石川県の馳浩知事が東京五輪の招致活動をめぐり、内閣官房機密費(官房機密費)を使い作戦と称して、国際オリンピック委員会(IOC)委員に贈答品を渡したという発言は国会でも取り上げられている。

 岸田文雄首相は27日の参院予算委員会で、立憲民主党の石橋通宏参院議員から「総理の責任で調査して報告をしていただきたい」と質問され「自民党としてどう考えるかかということだが、(馳氏の)発言の撤回の経緯などをしっかり踏まえた上で、具体的な対応を考えていきたい」と答えた。
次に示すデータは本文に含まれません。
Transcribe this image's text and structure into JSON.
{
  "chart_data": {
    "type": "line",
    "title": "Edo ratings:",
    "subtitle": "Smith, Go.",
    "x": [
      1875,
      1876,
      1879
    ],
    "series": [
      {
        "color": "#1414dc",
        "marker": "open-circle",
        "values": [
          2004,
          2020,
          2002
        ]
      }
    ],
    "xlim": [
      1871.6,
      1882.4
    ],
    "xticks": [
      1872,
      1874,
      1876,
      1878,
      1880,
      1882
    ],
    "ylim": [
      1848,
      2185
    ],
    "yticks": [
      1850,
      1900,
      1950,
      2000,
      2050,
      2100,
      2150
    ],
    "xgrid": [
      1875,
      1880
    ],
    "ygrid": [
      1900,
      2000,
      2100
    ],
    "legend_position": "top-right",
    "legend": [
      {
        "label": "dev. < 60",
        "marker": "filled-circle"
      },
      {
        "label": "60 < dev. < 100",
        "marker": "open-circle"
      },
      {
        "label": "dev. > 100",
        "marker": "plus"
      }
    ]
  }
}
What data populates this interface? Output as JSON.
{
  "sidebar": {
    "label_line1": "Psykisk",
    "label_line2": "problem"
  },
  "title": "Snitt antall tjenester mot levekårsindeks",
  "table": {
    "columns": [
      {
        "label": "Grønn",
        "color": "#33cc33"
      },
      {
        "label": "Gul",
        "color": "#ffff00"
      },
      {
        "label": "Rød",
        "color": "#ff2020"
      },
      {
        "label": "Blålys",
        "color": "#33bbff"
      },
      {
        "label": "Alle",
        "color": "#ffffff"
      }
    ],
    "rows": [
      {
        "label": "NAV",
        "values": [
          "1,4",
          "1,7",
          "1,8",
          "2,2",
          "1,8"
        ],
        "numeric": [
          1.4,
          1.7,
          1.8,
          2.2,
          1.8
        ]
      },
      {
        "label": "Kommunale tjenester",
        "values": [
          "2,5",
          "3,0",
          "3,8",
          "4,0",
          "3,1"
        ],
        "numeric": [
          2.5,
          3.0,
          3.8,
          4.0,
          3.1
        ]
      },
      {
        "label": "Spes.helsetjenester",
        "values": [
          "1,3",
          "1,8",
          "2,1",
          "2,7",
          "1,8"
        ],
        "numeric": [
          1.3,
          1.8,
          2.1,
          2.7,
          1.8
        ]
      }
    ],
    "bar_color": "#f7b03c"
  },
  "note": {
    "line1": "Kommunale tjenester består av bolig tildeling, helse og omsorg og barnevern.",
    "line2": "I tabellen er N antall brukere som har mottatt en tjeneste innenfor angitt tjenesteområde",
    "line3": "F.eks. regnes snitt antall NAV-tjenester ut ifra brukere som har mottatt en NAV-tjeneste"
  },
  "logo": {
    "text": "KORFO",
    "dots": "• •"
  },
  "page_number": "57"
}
 これに石橋氏は「具体的な対応を考える…重ねて総理の国民に対する説明責任を果たそうという姿勢がさらさら感じられません」と批判。野党側は与党側に対し、改めて馳氏の参考人招致を強く求めた。

 馳氏は東京五輪の招致が決まった2013年当時、自民党で招致推進本部部長だった。自民党総裁の岸田首相は具体的にどう対応していくのか。

 永田町関係者は「森喜朗元首相が馳氏の発言について、11月26日の『北國新聞』で『軽率も軽率、極めて軽率です。知ったかぶりをして言ったんでしょう。すぐに全て撤回したのはよかったですがね』と述べて注目が集まりました。自民党はIOC委員が馳氏から『想い出アルバム』を受け取ったという証言や証拠などが出てきたら、国会に呼んだ方がいいという対応を行うのではないか」と指摘した。